As most of you know I’m expecting delivery of a Ranch Kettle this week….So what do you guys and gals think my first cook should be on it….Feel free to write in your ballot....


----------



## Finney (Apr 29, 2007)

Cook a pig.


----------



## Finney (Apr 29, 2007)

I hate being the first to vote.   :roll:


----------



## wittdog (Apr 29, 2007)

Finney said:
			
		

> Cook a pig.


I think thats what I'm going to do to kick off my vacation in July


----------



## Captain Morgan (Apr 29, 2007)

I voted for chicken....I think the skin and the meat let you get
a real good feel for a new grill, and there's lot's of grease to
start seasoning it.

That said, you don't deserve that.


----------



## Nick Prochilo (Apr 29, 2007)

Dog, what ever you cook I'm sure it will be great!


----------



## Diva Q (Apr 29, 2007)

ribs


----------



## Pigs On The Wing BBQ (Apr 30, 2007)

Go nuts with chicken! Get that new boy slimed up! I'd do all 1/4's with a heavy "road side sauce"   Enjoy!


----------



## ScottyDaQ (Apr 30, 2007)

Yeah...chicken. Roadside style


----------



## john pen (Apr 30, 2007)

Surf and turf...and invite the Pen's


----------



## john a (Apr 30, 2007)




----------



## Captain Morgan (Apr 30, 2007)

this thread talked me into making roadside chicken yesterday!


----------



## wittdog (Apr 30, 2007)

Captain Morgan said:
			
		

> this thread talked me into making roadside chicken yesterday!


Nice to see I'm good for something..


----------



## Bill The Grill Guy (Apr 30, 2007)

Spatchloc the chicken and road side them.  Should make a purty looking RK.


----------



## Rockin Rooster (Apr 30, 2007)

If it were me I would do ribs...the gormet Q food, but that's what I do best.


----------



## SteerCrazy (Apr 30, 2007)

no one told me you were getting a Ranch Kettle  [smilie=puppydogeyes.gif] 

with the size of that thing, I'd do all the above!


----------



## Griff (Apr 30, 2007)

Captain Morgan said:
			
		

> this thread talked me into making roadside chicken yesterday!



Me too.


----------



## wittdog (May 3, 2007)

Well it’s a close race…road side chicken and ribs and nobody caring cuz I don’t’ deserve the RK….Looks like it’s going to be chivetas chicken, smoked corn….and…any suggestions for another grill side? I have the room I want to use it…


----------



## Cliff H. (May 3, 2007)

wittdog said:
			
		

> any suggestions for another grill side? I have the room I want to use it…

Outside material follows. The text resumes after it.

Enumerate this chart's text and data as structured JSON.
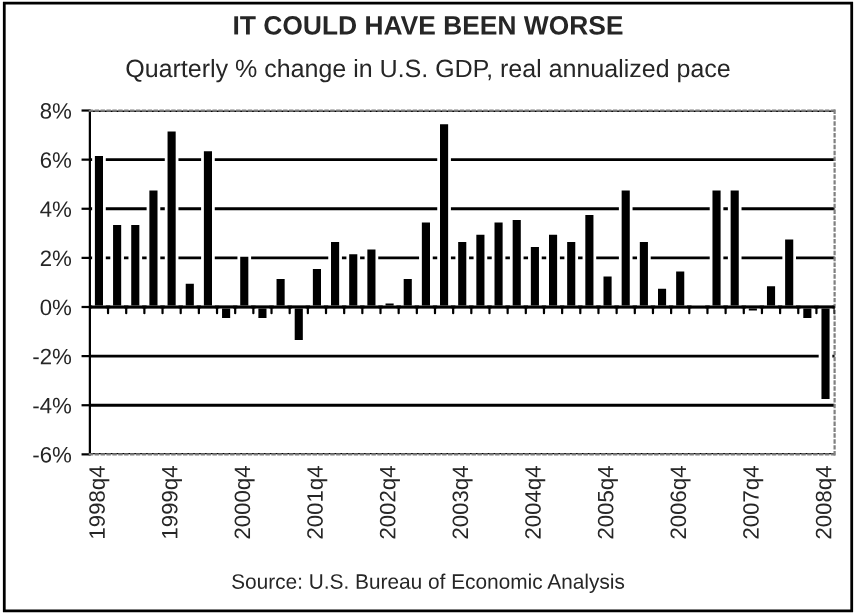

I think you could smoke and grill at the same time.  You may have trouble figuring out which catagory to post pics in.


----------



## wittdog (May 3, 2007)

Cliff H. said:
			
		

> wittdog said:
> 
> 
> 
> ...


Well it did echo when I was talking to it yesterday   Really it did..


----------



## Cliff H. (May 3, 2007)

It will be interesting to see how it holds temps from one side of the canyon to the other.


----------